Escaping Depressions in LRTS Based on Incremental Refinement of Encoded Quad-Trees

College of Information Systems and Management, National University of Defense Technology, Changsha 410073, China

Correspondence should be addressed to Quanjun Yin; moc.361@nujnauq_niy

Received 31 July 2016; Revised 9 February 2017; Accepted 28 February 2017; Published 19 March 2017

Academic Editor: Chunlin Chen

Copyright © 2017 Yue Hu et al. This is an open access article distributed under the Creative Commons Attribution License, which permits unrestricted use, distribution, and reproduction in any medium, provided the original work is properly cited.

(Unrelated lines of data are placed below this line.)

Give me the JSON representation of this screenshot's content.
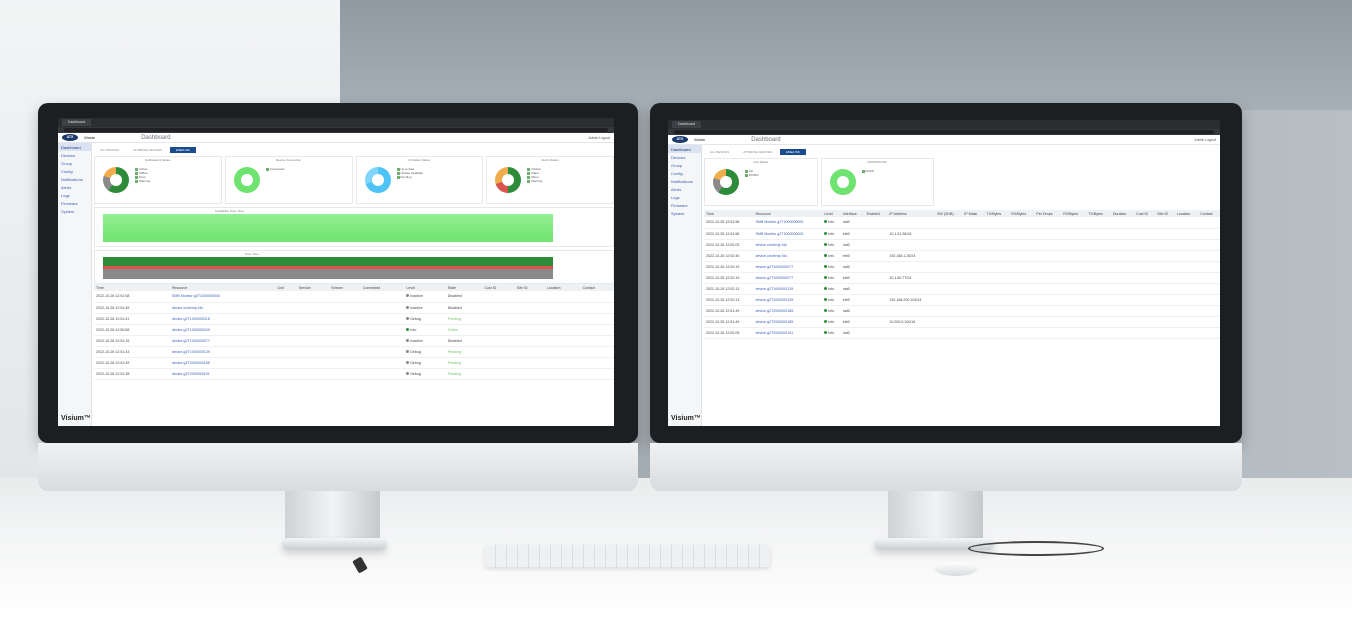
{
  "left_screen": {
    "tab_label": "Dashboard",
    "device_label": "Waste",
    "page_title": "Dashboard",
    "header_right": "Admin  Logout",
    "tabs": [
      "ALL DEVICES",
      "ATX800SH DEVICES",
      "EMEA WK"
    ],
    "subtabs": [
      "OVERVIEW",
      "NETWORKING"
    ],
    "sidebar": [
      "Dashboard",
      "Devices",
      "Group",
      "Config",
      "Notifications",
      "Alerts",
      "Logs",
      "Firmware",
      "System"
    ],
    "brand": "Visium™",
    "panels": [
      {
        "title": "Notifications Status",
        "legend": [
          "Active",
          "Offline",
          "Error",
          "Warning"
        ]
      },
      {
        "title": "Device Connection",
        "legend": [
          "Connected"
        ]
      },
      {
        "title": "Firmware Status",
        "legend": [
          "Up to date",
          "Update Available",
          "Pending"
        ]
      },
      {
        "title": "Alarm Status",
        "legend": [
          "Critical",
          "Major",
          "Minor",
          "Warning"
        ]
      }
    ],
    "chart_titles": [
      "Availability Over Time",
      "Alarms Over Time",
      "Over Time"
    ],
    "table_headers": [
      "Time",
      "Resource",
      "Unit",
      "Service",
      "Stream",
      "Connected",
      "Level",
      "State",
      "Cust ID",
      "Site ID",
      "Location",
      "Contact"
    ],
    "rows": [
      {
        "time": "2022-10-26 12:51:58",
        "resource": "SMB Monitor g2T1000000000",
        "level": "Inactive",
        "state": "Disabled"
      },
      {
        "time": "2022-10-26 12:51:49",
        "resource": "device-cncfxrnjr-f4s",
        "level": "Inactive",
        "state": "Disabled"
      },
      {
        "time": "2022-10-26 12:51:41",
        "resource": "device-g2T1000000018",
        "level": "Debug",
        "state": "Pending"
      },
      {
        "time": "2022-10-26 12:50:58",
        "resource": "device-g2T1000000029",
        "level": "Info",
        "state": "Online"
      },
      {
        "time": "2022-10-26 12:51:15",
        "resource": "device-g2T1000000077",
        "level": "Inactive",
        "state": "Disabled"
      },
      {
        "time": "2022-10-26 12:51:43",
        "resource": "device-g2T1000000139",
        "level": "Debug",
        "state": "Pending"
      },
      {
        "time": "2022-10-26 12:51:49",
        "resource": "device-g2T2000000185",
        "level": "Debug",
        "state": "Pending"
      },
      {
        "time": "2022-10-26 12:51:38",
        "resource": "device-g2T2000000191",
        "level": "Debug",
        "state": "Pending"
      }
    ]
  },
  "right_screen": {
    "tab_label": "Dashboard",
    "device_label": "Waste",
    "page_title": "Dashboard",
    "header_right": "Admin  Logout",
    "tabs": [
      "ALL DEVICES",
      "ATX800SH DEVICES",
      "EMEA WK"
    ],
    "subtabs": [
      "OVERVIEW",
      "NETWORKING"
    ],
    "sidebar": [
      "Dashboard",
      "Devices",
      "Group",
      "Config",
      "Notifications",
      "Alerts",
      "Logs",
      "Firmware",
      "System"
    ],
    "brand": "Visium™",
    "panels": [
      {
        "title": "Link Status",
        "legend": [
          "UP",
          "DOWN"
        ]
      },
      {
        "title": "DHCP/STATIC",
        "legend": [
          "DHCP"
        ]
      }
    ],
    "table_headers": [
      "Time",
      "Resource",
      "Level",
      "Interface",
      "Enabled",
      "IP Address",
      "SW (SDB)",
      "IP Mask",
      "TX/Bytes",
      "RX/Bytes",
      "Per Drops",
      "RX/Bytes",
      "TX/Bytes",
      "Duration",
      "Cust ID",
      "Site ID",
      "Location",
      "Contact"
    ],
    "rows": [
      {
        "time": "2022-10-26 12:51:58",
        "resource": "SMB Monitor g2T1000000000",
        "level": "Info",
        "iface": "nat0",
        "ip": ""
      },
      {
        "time": "2022-10-26 12:51:58",
        "resource": "SMB Monitor g2T1000000000",
        "level": "Info",
        "iface": "eth0",
        "ip": "10.1.51.56/16"
      },
      {
        "time": "2022-10-26 12:52:03",
        "resource": "device-cncfxrnjr-f4s",
        "level": "Info",
        "iface": "nat0",
        "ip": ""
      },
      {
        "time": "2022-10-26 12:52:40",
        "resource": "device-cncfxrnjr-f4s",
        "level": "Info",
        "iface": "eth0",
        "ip": "192.168.1.25/24"
      },
      {
        "time": "2022-10-26 12:52:19",
        "resource": "device-g2T1000000077",
        "level": "Info",
        "iface": "nat0",
        "ip": ""
      },
      {
        "time": "2022-10-26 12:52:19",
        "resource": "device-g2T1000000077",
        "level": "Info",
        "iface": "eth0",
        "ip": "10.1.80.77/24"
      },
      {
        "time": "2022-10-26 12:52:13",
        "resource": "device-g2T1000000139",
        "level": "Info",
        "iface": "nat0",
        "ip": ""
      },
      {
        "time": "2022-10-26 12:52:13",
        "resource": "device-g2T1000000139",
        "level": "Info",
        "iface": "eth0",
        "ip": "192.168.200.104/24"
      },
      {
        "time": "2022-10-26 12:51:49",
        "resource": "device-g2T2000000185",
        "level": "Info",
        "iface": "nat0",
        "ip": ""
      },
      {
        "time": "2022-10-26 12:51:49",
        "resource": "device-g2T2000000185",
        "level": "Info",
        "iface": "eth0",
        "ip": "10.200.0.100/16"
      },
      {
        "time": "2022-10-26 12:52:05",
        "resource": "device-g2T2000000191",
        "level": "Info",
        "iface": "nat0",
        "ip": ""
      }
    ]
  },
  "colors": {
    "brand": "#1b3a6b",
    "accent": "#1b4b8f",
    "green": "#6fe36f",
    "link": "#3a5db8"
  }
}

In the context of robot navigation, game AI, and so on, real-time search is extensively used to undertake motion planning. Though it satisfies the requirement of quick response to users’ commands and environmental changes, learning real-time search (LRTS) suffers from the heuristic depressions where agents behave irrationally. There have introduced several effective solutions, such as state abstractions. This paper combines LRTS and encoded quad-tree abstraction which represent the search space in multiresolutions. When exploring the environments, agents are enabled to locally repair the quad-tree models and incrementally refine the spatial cognition. By virtue of the idea of state aggregation and heuristic generalization, our EQ LRTS (encoded quad-tree based LRTS) possesses the ability of quickly escaping from heuristic depressions with less state revisitations. Experiments and analysis show that (a) our encoding principle for quad-trees is a much more memory-efficient method than other data structures expressing quad-trees, (b) EQ LRTS differs a lot in several characteristics from classical PR LRTS which represent the space and refine the paths hierarchically, and (c) EQ LRTS substantially reduces the planning amount and curtails heuristic updates compared with LRTS on uniform cells.